In her excellent book A Nation of Wimps, Hara Marano tackles many contemporary issues relative to raising and educating children.  She notes that despite the fact that technology continues to grow faster than social scientists can interpret its effects – e.g., Ten years ago, 38% of college kids had cell phones.  Today it’s well over 90%. (I mean, do you know a college kid without one?) – agreement does exist over the notion that cell phones and technology tend to “weaken the power of place-based institutions to penetrate the minds of the young and to affect their behavior.”

College is supposed to be a dramatic plunge into a new and unfamiliar world.  The lessons learned as a result of fighting to the surface are lifelong.  It’s hard to plunge into a new world if you stay tethered to your old and familiar one. And that’s a problem with cell phones, computers, Facebook, etc.

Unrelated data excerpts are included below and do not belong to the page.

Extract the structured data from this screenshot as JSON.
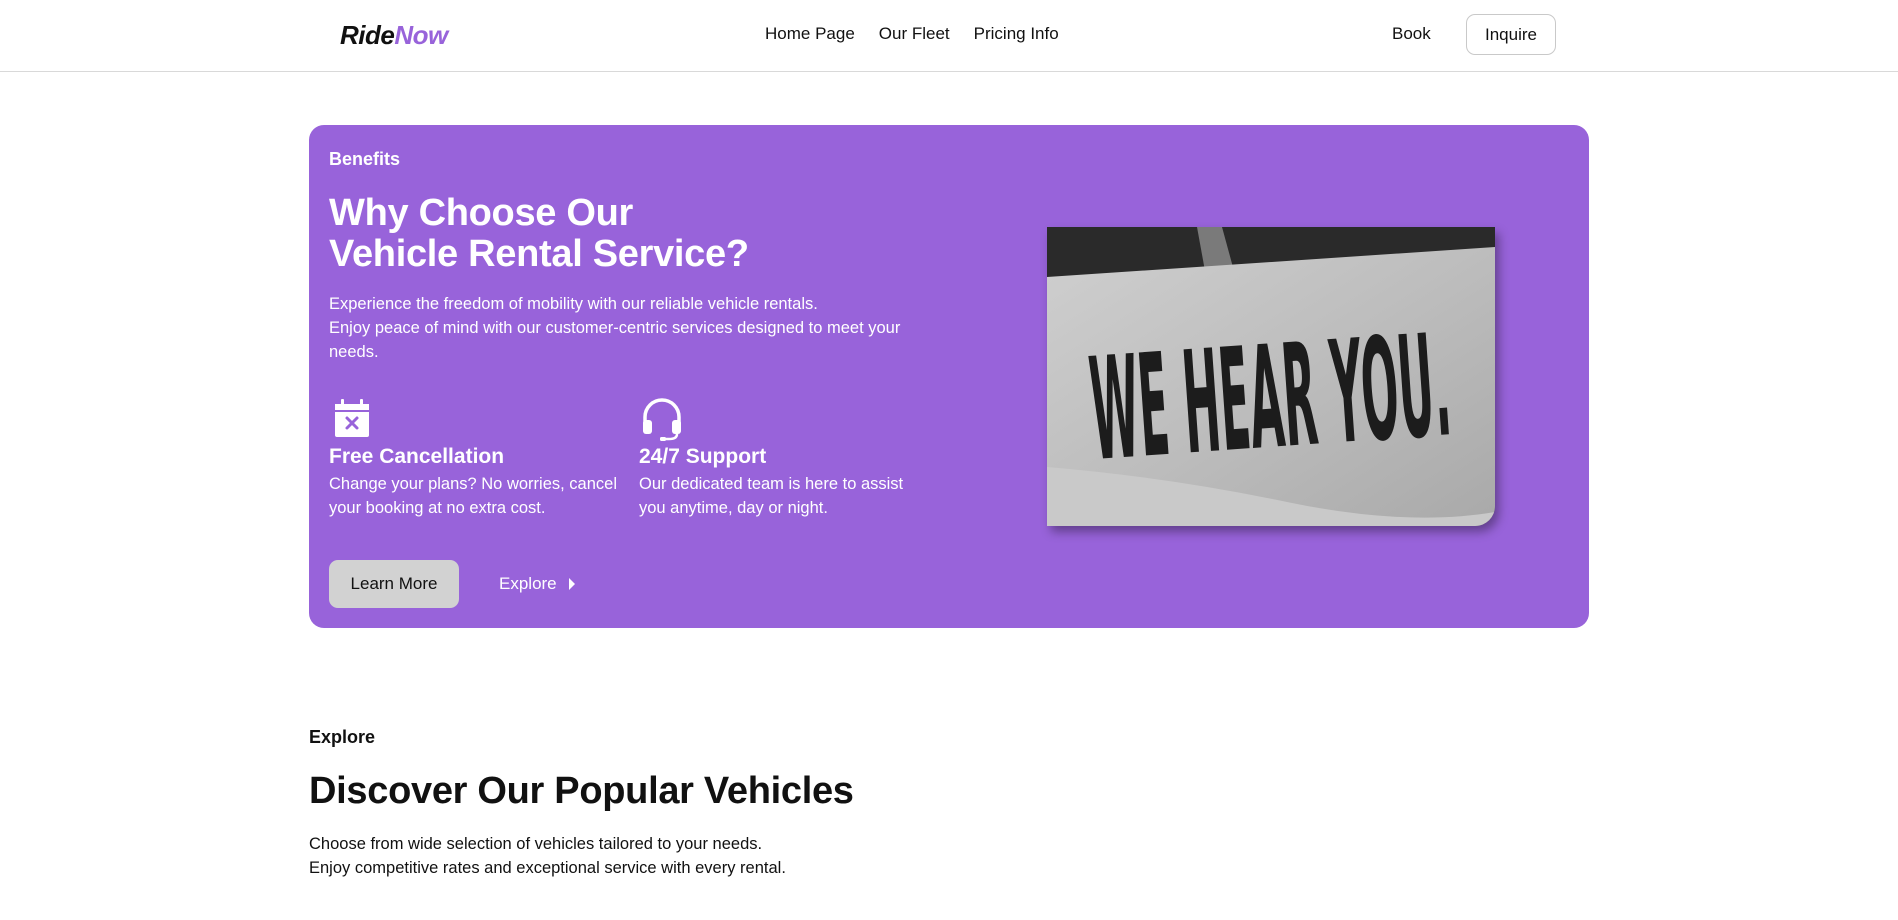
{
  "nav": {
    "logo_part1": "Ride",
    "logo_part2": "Now",
    "links": [
      "Home Page",
      "Our Fleet",
      "Pricing Info"
    ],
    "book": "Book",
    "inquire": "Inquire"
  },
  "hero": {
    "eyebrow": "Benefits",
    "title_line1": "Why Choose Our",
    "title_line2": "Vehicle Rental Service?",
    "desc_line1": "Experience the freedom of mobility with our reliable vehicle rentals.",
    "desc_line2": "Enjoy peace of mind with our customer-centric services designed to meet your needs.",
    "features": [
      {
        "icon": "calendar-x-icon",
        "title": "Free Cancellation",
        "text": "Change your plans? No worries, cancel your booking at no extra cost."
      },
      {
        "icon": "headset-icon",
        "title": "24/7 Support",
        "text": "Our dedicated team is here to assist you anytime, day or night."
      }
    ],
    "learn_more": "Learn More",
    "explore": "Explore",
    "image_text": "WE HEAR YOU."
  },
  "section": {
    "eyebrow": "Explore",
    "title": "Discover Our Popular Vehicles",
    "desc_line1": "Choose from wide selection of vehicles tailored to your needs.",
    "desc_line2": "Enjoy competitive rates and exceptional service with every rental."
  },
  "colors": {
    "accent": "#9863da",
    "button_gray": "#d2d2d2"
  }
}
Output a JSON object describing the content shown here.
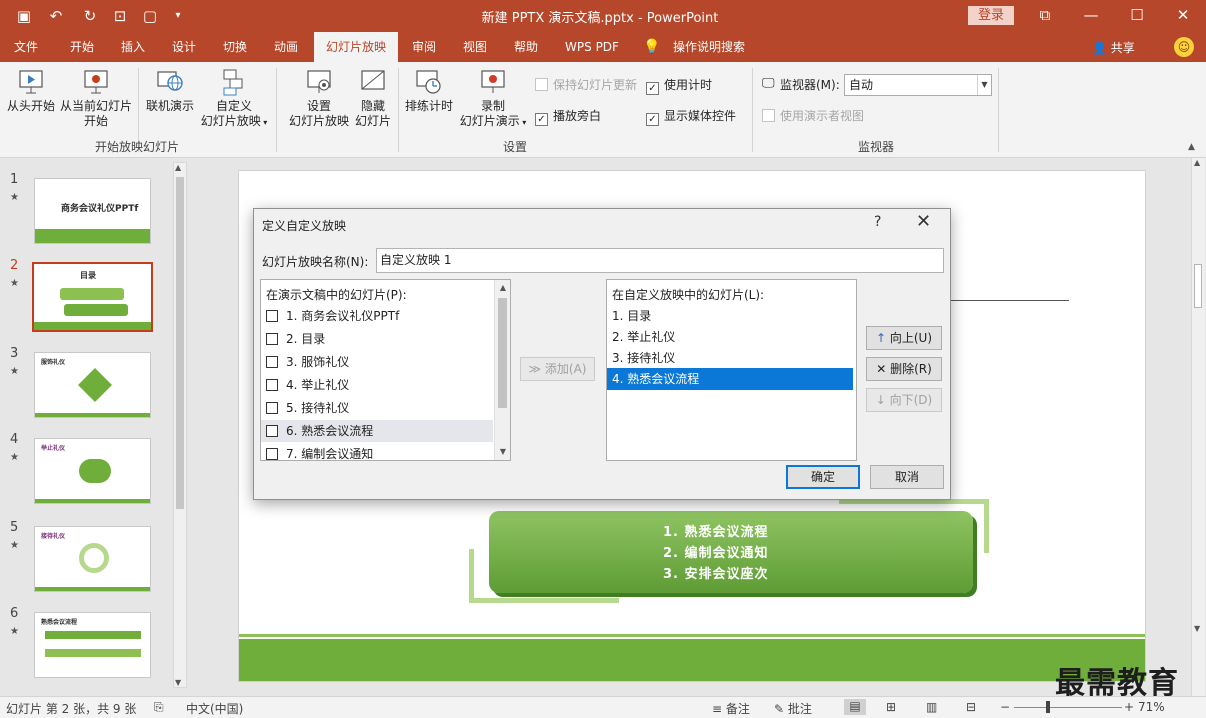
{
  "window": {
    "title": "新建 PPTX 演示文稿.pptx - PowerPoint",
    "login_label": "登录",
    "share_label": "共享"
  },
  "menu": {
    "tabs": [
      {
        "label": "文件",
        "active": false
      },
      {
        "label": "开始",
        "active": false
      },
      {
        "label": "插入",
        "active": false
      },
      {
        "label": "设计",
        "active": false
      },
      {
        "label": "切换",
        "active": false
      },
      {
        "label": "动画",
        "active": false
      },
      {
        "label": "幻灯片放映",
        "active": true
      },
      {
        "label": "审阅",
        "active": false
      },
      {
        "label": "视图",
        "active": false
      },
      {
        "label": "帮助",
        "active": false
      },
      {
        "label": "WPS PDF",
        "active": false
      },
      {
        "label": "操作说明搜索",
        "active": false
      }
    ]
  },
  "ribbon": {
    "start_group": {
      "label": "开始放映幻灯片",
      "from_beginning": "从头开始",
      "from_current_1": "从当前幻灯片",
      "from_current_2": "开始",
      "online_present": "联机演示",
      "custom_show_1": "自定义",
      "custom_show_2": "幻灯片放映"
    },
    "setup_group": {
      "label": "设置",
      "setup_1": "设置",
      "setup_2": "幻灯片放映",
      "hide_1": "隐藏",
      "hide_2": "幻灯片",
      "rehearse": "排练计时",
      "record_1": "录制",
      "record_2": "幻灯片演示",
      "keep_updated": "保持幻灯片更新",
      "play_narrations": "播放旁白",
      "use_timings": "使用计时",
      "show_media_controls": "显示媒体控件"
    },
    "monitor_group": {
      "label": "监视器",
      "monitor_label": "监视器(M):",
      "monitor_value": "自动",
      "presenter_view": "使用演示者视图"
    }
  },
  "slides_panel": {
    "thumbnails": [
      {
        "num": "1",
        "title": "商务会议礼仪PPTf"
      },
      {
        "num": "2",
        "title": "目录"
      },
      {
        "num": "3",
        "title": "服饰礼仪"
      },
      {
        "num": "4",
        "title": "举止礼仪"
      },
      {
        "num": "5",
        "title": "接待礼仪"
      },
      {
        "num": "6",
        "title": "熟悉会议流程"
      }
    ],
    "star": "★"
  },
  "slide_content": {
    "line1": "1.  熟悉会议流程",
    "line2": "2.  编制会议通知",
    "line3": "3.  安排会议座次"
  },
  "dialog": {
    "title": "定义自定义放映",
    "help": "?",
    "close": "✕",
    "name_label": "幻灯片放映名称(N):",
    "name_value": "自定义放映 1",
    "left_header": "在演示文稿中的幻灯片(P):",
    "left_items": [
      "1. 商务会议礼仪PPTf",
      "2. 目录",
      "3. 服饰礼仪",
      "4. 举止礼仪",
      "5. 接待礼仪",
      "6. 熟悉会议流程",
      "7. 编制会议通知"
    ],
    "add_label": "添加(A)",
    "right_header": "在自定义放映中的幻灯片(L):",
    "right_items": [
      "1. 目录",
      "2. 举止礼仪",
      "3. 接待礼仪",
      "4. 熟悉会议流程"
    ],
    "up_label": "向上(U)",
    "remove_label": "删除(R)",
    "down_label": "向下(D)",
    "ok_label": "确定",
    "cancel_label": "取消"
  },
  "statusbar": {
    "slide_info": "幻灯片 第 2 张，共 9 张",
    "language": "中文(中国)",
    "notes": "备注",
    "comments": "批注",
    "zoom": "71%"
  },
  "watermark": "最需教育",
  "colors": {
    "accent": "#b7472a",
    "selection": "#0b78d7",
    "slide_green": "#6fae3a"
  }
}
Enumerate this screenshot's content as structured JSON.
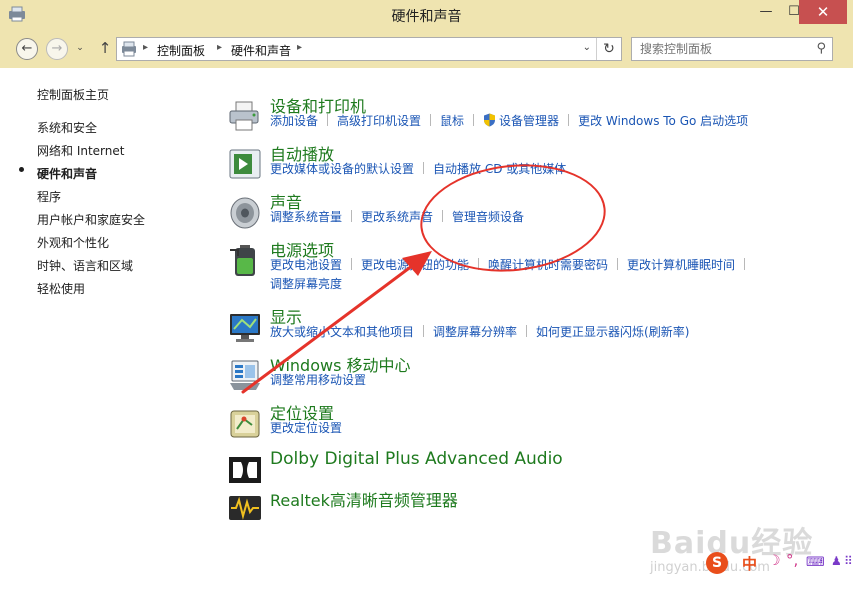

Dowd concurs, “…the Internet divides the world more firmly into niches, birds of a feather avidly flocking together. As you leave behind high school to redefine and even reinvent yourself as adult, you need exposure to an array of different ideas, backgrounds and perspectives – not a cordon of clones.”

Marano laments that the cell phone impedes personal and psychological development because it “provides an excuse for first-year students not to have to get out and make new friends and new connections on campus.”  As a result, “socialization is restricted to comfortable old networks.  You never have to learn how to get along with others or – God forbid – learn from others.”

The randomness of college is both a great teacher and an important quality to preserve.  As Dowd concludes, “College is not only where you hit the books. It also should be where you learn not to judge a book by its cover.”